Philex Gold Inc. (TSX VENTURE: PGI) ("PGI" or "Company") announces that the previously announced acquisition of all of the outstanding shares of PGI, pursuant to a plan of arrangement under the Canada Business Corporations Act, has been approved by the PGI shareholders. At the special meeting of PGI shareholders today, the resolutions put to the PGI shareholders were approved by a vote of over 95% in favour. In addition, the resolution approving the transaction was approved by a 57% majority of the minority PGI shareholders at the meeting.

The completion of the transaction remains subject to final court approval which PGI will seek on April 23, 2010 with a view to completing the transaction before the end of April.

Permission to use quotations from the RiskMetrics report was neither sought nor obtained.

FORWARD-LOOKING INFORMATION

This news release contains "forward-looking information" within the meaning of applicable securities laws. Forward-looking information includes, but is not limited to, information concerning the proposed transaction involving PGI, PGHI and PMC and matters relating thereto. Generally, forward-looking information can be identified by the use of forward-looking terminology such as "plans", "expects", or "does not expect", "is expected", "budget", "scheduled", "estimates", "forecasts", "intends", "anticipates", or "does not anticipate", or "believes" or variations of such words and phrases or statements that certain actions, events or results "may", "could", "would", "might", or "will be taken", "occur", or "be achieved". Forward-looking information is based on the opinions and estimates of management at the date the information is made, and is based on a number of assumptions and subject to a variety of risks and uncertainties and other factors that could cause actual events or results to differ materially from those projected in the forward-looking information.
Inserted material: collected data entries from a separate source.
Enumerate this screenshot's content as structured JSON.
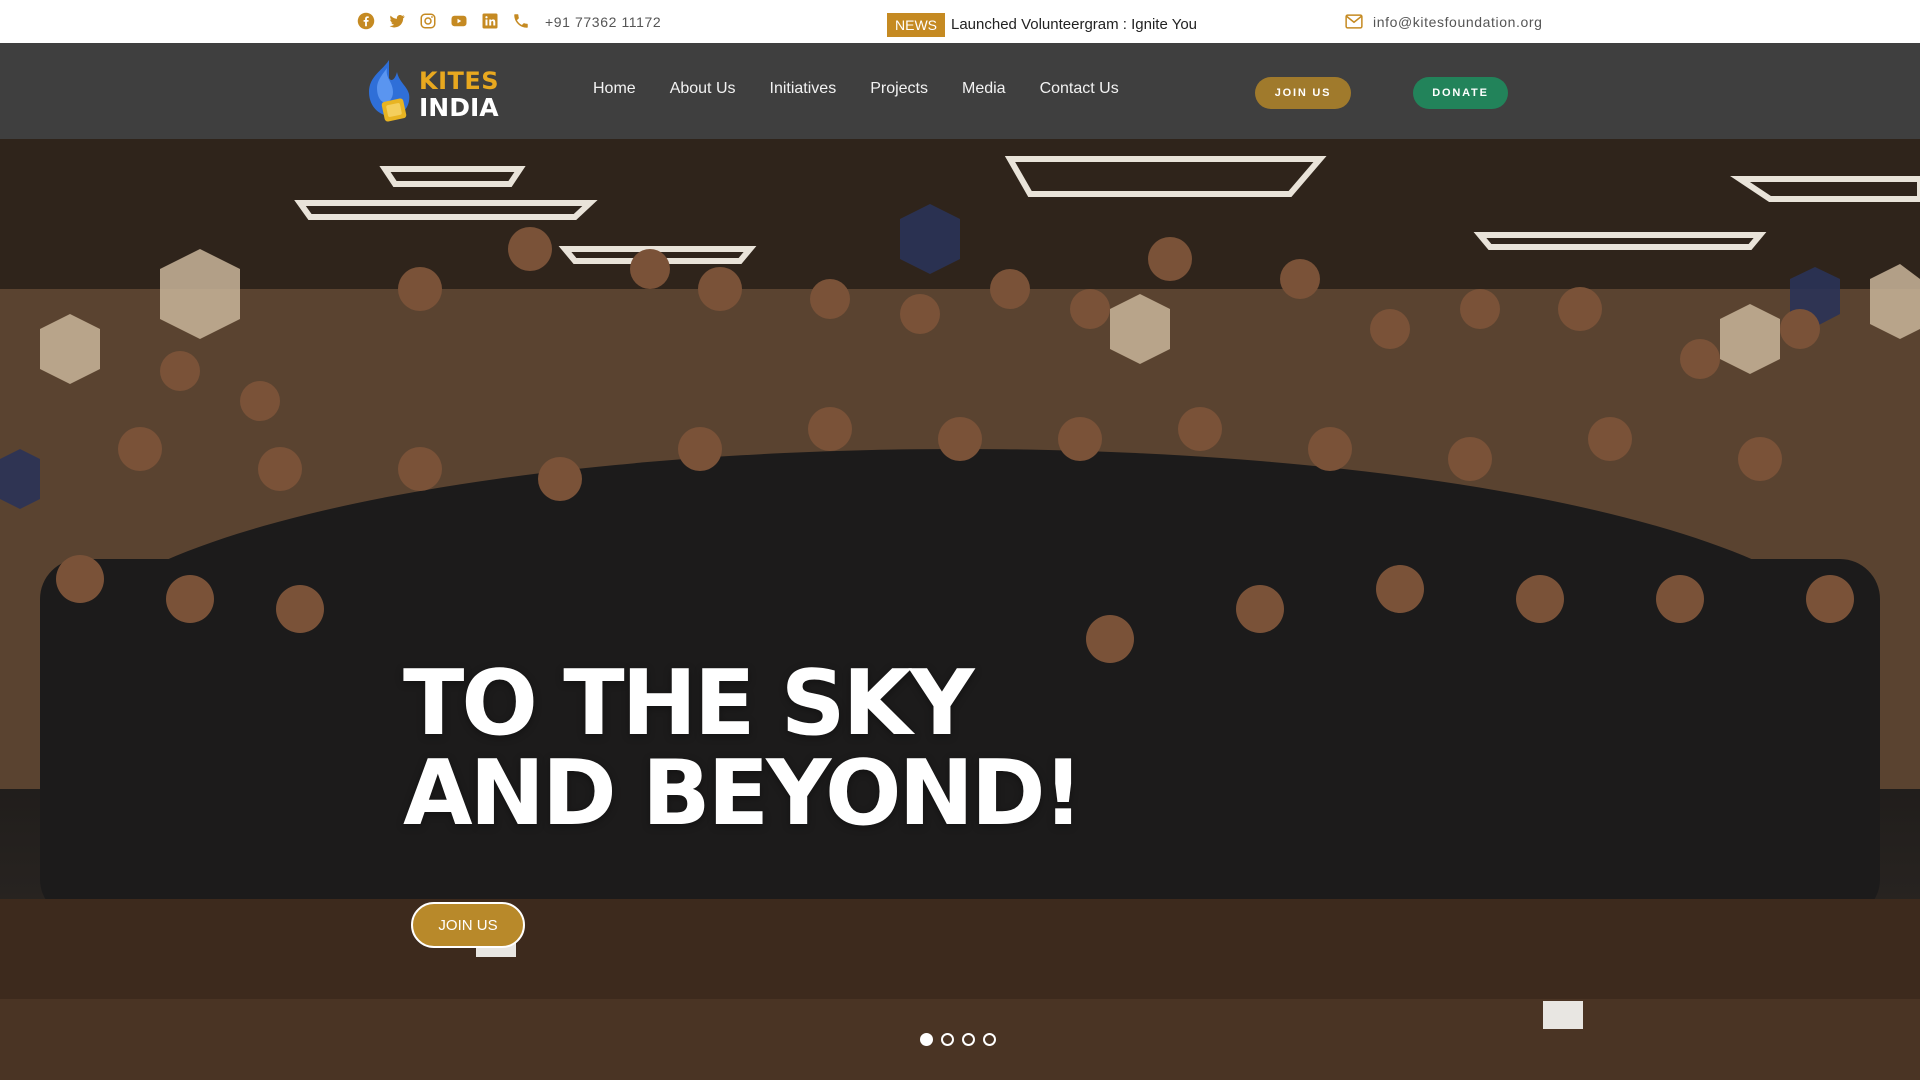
{
  "topbar": {
    "socials": [
      {
        "icon": "facebook-icon"
      },
      {
        "icon": "twitter-icon"
      },
      {
        "icon": "instagram-icon"
      },
      {
        "icon": "youtube-icon"
      },
      {
        "icon": "linkedin-icon"
      },
      {
        "icon": "phone-icon"
      }
    ],
    "phone": "+91 77362 11172",
    "news_badge": "NEWS",
    "news_text": "Launched Volunteergram : Ignite You",
    "email": "info@kitesfoundation.org",
    "accent": "#c58a22"
  },
  "nav": {
    "logo_line1": "KITES",
    "logo_line2": "INDIA",
    "items": [
      "Home",
      "About Us",
      "Initiatives",
      "Projects",
      "Media",
      "Contact Us"
    ],
    "join_label": "JOIN US",
    "donate_label": "DONATE",
    "join_color": "#a07a2c",
    "donate_color": "#22835a"
  },
  "hero": {
    "title_line1": "TO THE SKY",
    "title_line2": "AND BEYOND!",
    "button_label": "JOIN US",
    "slides": 4,
    "active_slide": 1
  }
}
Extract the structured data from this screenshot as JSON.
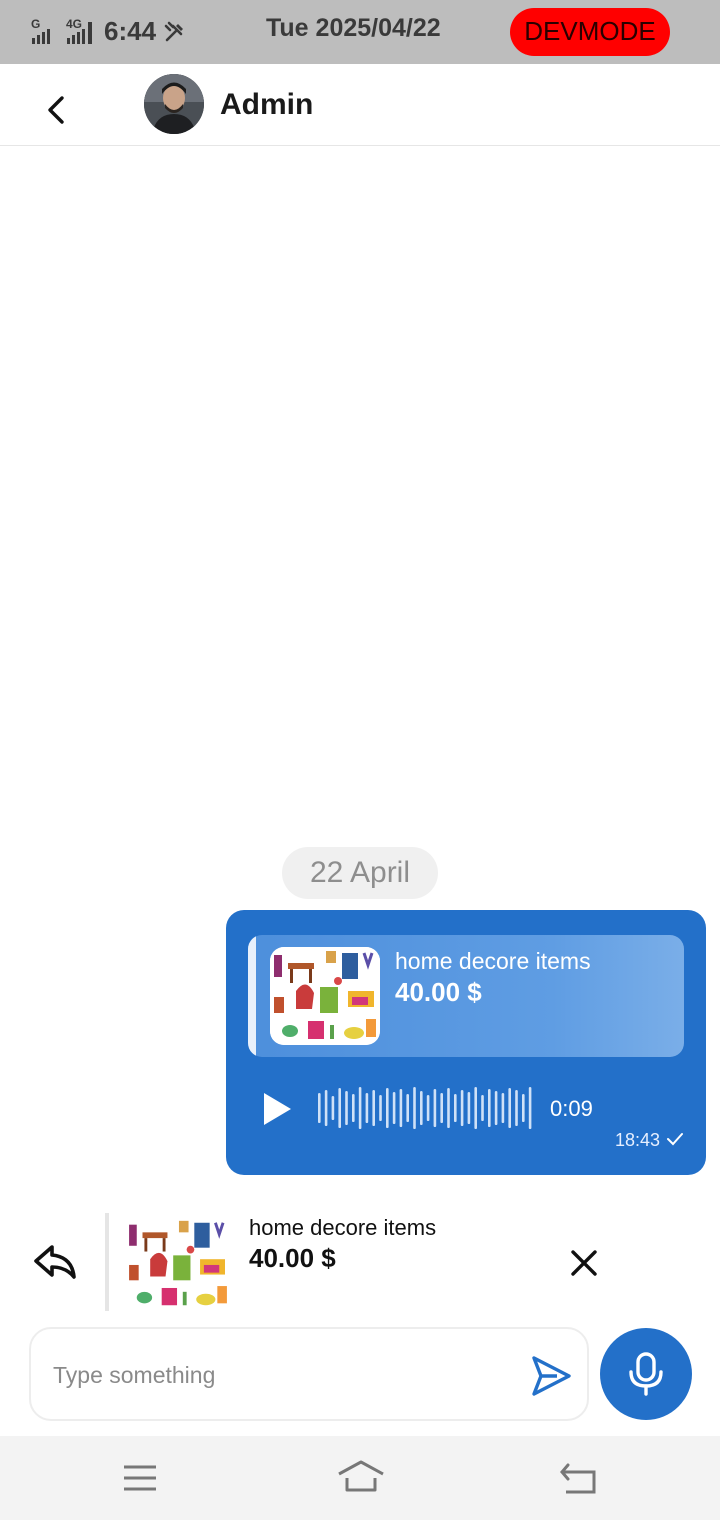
{
  "status_bar": {
    "time": "6:44",
    "date": "Tue 2025/04/22",
    "devmode": "DEVMODE",
    "icons": [
      "signal-g-icon",
      "signal-4g-icon",
      "tools-icon"
    ]
  },
  "header": {
    "title": "Admin",
    "back_icon": "chevron-left-icon",
    "avatar": "user-avatar"
  },
  "chat": {
    "date_chip": "22 April",
    "message": {
      "product_name": "home decore items",
      "product_price": "40.00 $",
      "voice_duration": "0:09",
      "time": "18:43",
      "status_icon": "check-icon",
      "bubble_color": "#2370c9"
    }
  },
  "reply_preview": {
    "product_name": "home decore items",
    "product_price": "40.00 $",
    "reply_icon": "reply-icon",
    "close_icon": "close-icon"
  },
  "composer": {
    "placeholder": "Type something",
    "send_icon": "send-icon",
    "mic_icon": "mic-icon",
    "accent": "#2370c9"
  },
  "nav_bar": {
    "icons": [
      "menu-icon",
      "home-icon",
      "back-icon"
    ]
  }
}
Assumptions upon which such forward-looking information is based include, without limitation, that the shareholders of PGI will approve the Transaction, that all required third party, court, regulatory and governmental approvals to the Transaction will be obtained and all other conditions to completion of the Transaction will be satisfied or waived. Many of these assumptions are based on factors and events that are not within the control of PGI, PGHI and PMC and there is no assurance they will prove to be correct.

Factors that could cause actual results to vary materially from results anticipated by such forward-looking information include, among others, risks related to international operations; risks related to joint venture operations; actual results of current exploration activities; changes in project parameters as plans continue to be refined, future prices of resources; possible variations in reserves, grade or recovery rates, accidents, labour disputes and other risks of the mining industry; and delays in obtaining governmental approvals or financing or in the completion of development or construction activities as well as those risk factors discussed in the management discussion and analysis for the year ended December 31, 2008 for PGI available at www.sedar.com. Although PGI has attempted to identify important factors that could cause actual actions, events or results to differ materially from those described in forward-looking information, there may be other factors that cause actions, events or results not to be anticipated, estimated or intended. There can be no assurance that forward-looking information will prove to be accurate, as actual results and future events could differ materially from those anticipated in such information. PGI undertakes no obligation to update forward-looking information if circumstances or management's estimates or opinions should change except as required by applicable securities laws. The reader is cautioned not to place undue reliance on forward-looking information.

This news release and the information contained herein does not constitute an offer of securities for sale in the United States and securities may not be offered or sold in the United States absent registration or exemption from registration.

Neither TSX Venture Exchange nor its Regulation Services Provider (as that term is defined in the policies of the TSX Venture Exchange) accepts responsibility for the adequacy or accuracy of this release.